Am 27. März 1993 verübte die Rote Armee Fraktion einen Sprengstoffanschlag gegen die JVA Weiterstadt und beschädigte das gerade fertig gestellte Gefängnis so stark, dass es teilweise wieder abgerissen werden musste.
Die Justizvollzugsanstalt wurde neu aufgebaut und ist seit 1997 in Betrieb. Hier saß unter anderem der Immobilienunternehmer Jürgen Schneider in Untersuchungshaft.

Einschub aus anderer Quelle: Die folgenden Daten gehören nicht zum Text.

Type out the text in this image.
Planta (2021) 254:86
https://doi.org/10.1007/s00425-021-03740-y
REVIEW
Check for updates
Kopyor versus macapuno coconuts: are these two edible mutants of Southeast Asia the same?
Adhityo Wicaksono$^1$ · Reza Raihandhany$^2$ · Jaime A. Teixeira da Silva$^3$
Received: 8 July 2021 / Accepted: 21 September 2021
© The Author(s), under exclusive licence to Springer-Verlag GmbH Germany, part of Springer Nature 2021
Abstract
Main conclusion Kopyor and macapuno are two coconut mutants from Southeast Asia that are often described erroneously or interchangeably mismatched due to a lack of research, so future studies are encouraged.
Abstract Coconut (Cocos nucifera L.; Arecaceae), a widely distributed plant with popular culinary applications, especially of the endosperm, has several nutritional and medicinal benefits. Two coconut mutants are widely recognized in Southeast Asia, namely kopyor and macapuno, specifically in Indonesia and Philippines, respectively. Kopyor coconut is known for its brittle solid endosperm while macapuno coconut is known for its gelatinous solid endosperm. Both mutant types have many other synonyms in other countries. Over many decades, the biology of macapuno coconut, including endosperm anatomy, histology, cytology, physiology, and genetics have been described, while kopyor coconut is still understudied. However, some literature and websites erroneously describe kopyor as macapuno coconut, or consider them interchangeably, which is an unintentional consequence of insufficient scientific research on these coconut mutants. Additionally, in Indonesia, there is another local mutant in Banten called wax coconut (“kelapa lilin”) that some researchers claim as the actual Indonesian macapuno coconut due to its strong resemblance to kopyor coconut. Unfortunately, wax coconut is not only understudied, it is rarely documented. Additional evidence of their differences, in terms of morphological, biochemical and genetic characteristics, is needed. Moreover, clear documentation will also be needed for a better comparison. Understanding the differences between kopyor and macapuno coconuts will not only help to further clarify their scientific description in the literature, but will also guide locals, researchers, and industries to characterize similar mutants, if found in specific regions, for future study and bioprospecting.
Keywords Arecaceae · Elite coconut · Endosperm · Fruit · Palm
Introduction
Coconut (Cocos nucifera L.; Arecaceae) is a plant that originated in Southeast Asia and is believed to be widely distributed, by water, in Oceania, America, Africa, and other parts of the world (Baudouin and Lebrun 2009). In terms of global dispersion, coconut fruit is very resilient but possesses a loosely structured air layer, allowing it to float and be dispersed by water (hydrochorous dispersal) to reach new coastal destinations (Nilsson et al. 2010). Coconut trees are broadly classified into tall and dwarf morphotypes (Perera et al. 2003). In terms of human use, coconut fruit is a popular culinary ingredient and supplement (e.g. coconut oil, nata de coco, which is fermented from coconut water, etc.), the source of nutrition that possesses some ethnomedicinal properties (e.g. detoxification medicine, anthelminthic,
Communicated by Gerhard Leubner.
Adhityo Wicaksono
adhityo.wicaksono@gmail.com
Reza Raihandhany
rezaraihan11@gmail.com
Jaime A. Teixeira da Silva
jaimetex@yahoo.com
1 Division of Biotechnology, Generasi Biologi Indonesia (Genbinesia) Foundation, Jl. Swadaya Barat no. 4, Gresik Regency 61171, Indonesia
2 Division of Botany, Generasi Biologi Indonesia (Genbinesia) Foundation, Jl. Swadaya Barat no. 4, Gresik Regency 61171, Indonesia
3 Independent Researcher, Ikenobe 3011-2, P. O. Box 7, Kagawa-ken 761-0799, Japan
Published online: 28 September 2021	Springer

Seit dem 1. Oktober 2004 wird die Stadt Weiterstadt aus dem „Neuen Rathaus“ im Stadtteil Riedbahn, dem Gewerbegebiet der Stadt, regiert. Auch die Stadtverordnetenversammlung tagt hier im neuen Sitzungssaal.
Riedbahn
Riedbahn wird der Weiterstädter Gemarkungsbereich östlich der BAB Frankfurt-Darmstadt genannt. Seine Namensgebung ist auf die Eisenbahnstrecke von Darmstadt ins Hessische Ried zurückzuführen. Die erste Wohnbebauung entstand entlang der Darmstädter Straße jetzt Riedbahnstraße. Nach dem Zweiten Weltkrieg schufen sich in der Riedbahn viele Heimatvertriebene Wohnhäuser mit landwirtschaftlichen Nebenerwerbsstellen. Auf dem früheren Exerzierplatz wurde Anfang der sechziger Jahre mit der Erschließung des Industrie- und Gewerbegebietes begonnen. Die Riedbahn wurde am 26. Mai 1983 durch den Regierungspräsidenten in Darmstadt als offizieller Ortsteil benannt.
Politik
Stadtverordnetenversammlung
Die Kommunalwahl am 26. März 2006 lieferte folgendes Ergebnis:
| Parteien und Wählergemeinschaften | % 2006 | Sitze 2006 | % 2001 | Sitze 2001 | |
| CDU | Christlich Demokratische Union Deutschlands | 29,7 | 11 | 28,6 | 11 |
| SPD | Sozialdemokratische Partei Deutschlands | 39,7 | 15 | 38,1 | 14 |
| ALW | Alternative Liste Weiterstadt | 22,6 | 8 | 25,8 | 9 |
| FWW | Freie Wähler Weiterstadt e.V. | 8,0 | 3 | 7,5 | 3 |
| gesamt | 100,0 | 37 | 100,0 | 37 | |
| Wahlbeteiligung in % | 37,7 | 47,1 | |||
Gewerbe / Einzelhandel
Weiterstadt entwickelt sich in den letzten Jahren zu einem sehr beliebten Standort für Großmärkte. So hat das Einrichtungshaus Segmüller im Gewerbegebiet West mit 35.000qm eines seiner größten Standorte in Deutschland, daneben sind nahezu alle bekannten Großmarktketten mit Märkten vertreten. Für Herbst 2008 ist im Stadtteil Riedbahn die Eröffnung eines derzeit im Bau befindlichen Shopping Center (Investor Sonae Sierra) mit einer reinen Verkaufsfläche von 56.200 qm (ca. 170 Einzelgeschäfte) zzgl. ca. 6000qm Gastronomie- und Eventflächen vorgesehen.
Verkehr
Weiterstadt liegt verkehrsgünstig an der Autobahn A5 sowie an der Bundesstraße B42. Der Autobahnanschluss wird derzeit zu einem Vollkleeblatt ausgebaut. Ein Haltepunkt der Main-Rhein-Bahn (Wiesbaden–Darmstadt–Aschaffenburg) liegt am nordwestlichen Rand von Weiterstadt. Auch Braunshardt ist durch diesen Bahnhof erschlossen. Außerdem existieren (Schnell-)Busverbindungen nach Darmstadt, Erzhausen und Groß-Gerau durch die Buslinien 5506, 5513 und 5515. Die angesiedelten Großmärkte führen hauptsächlich an Wochenenden zu erheblichen Verkehrsaufkommen.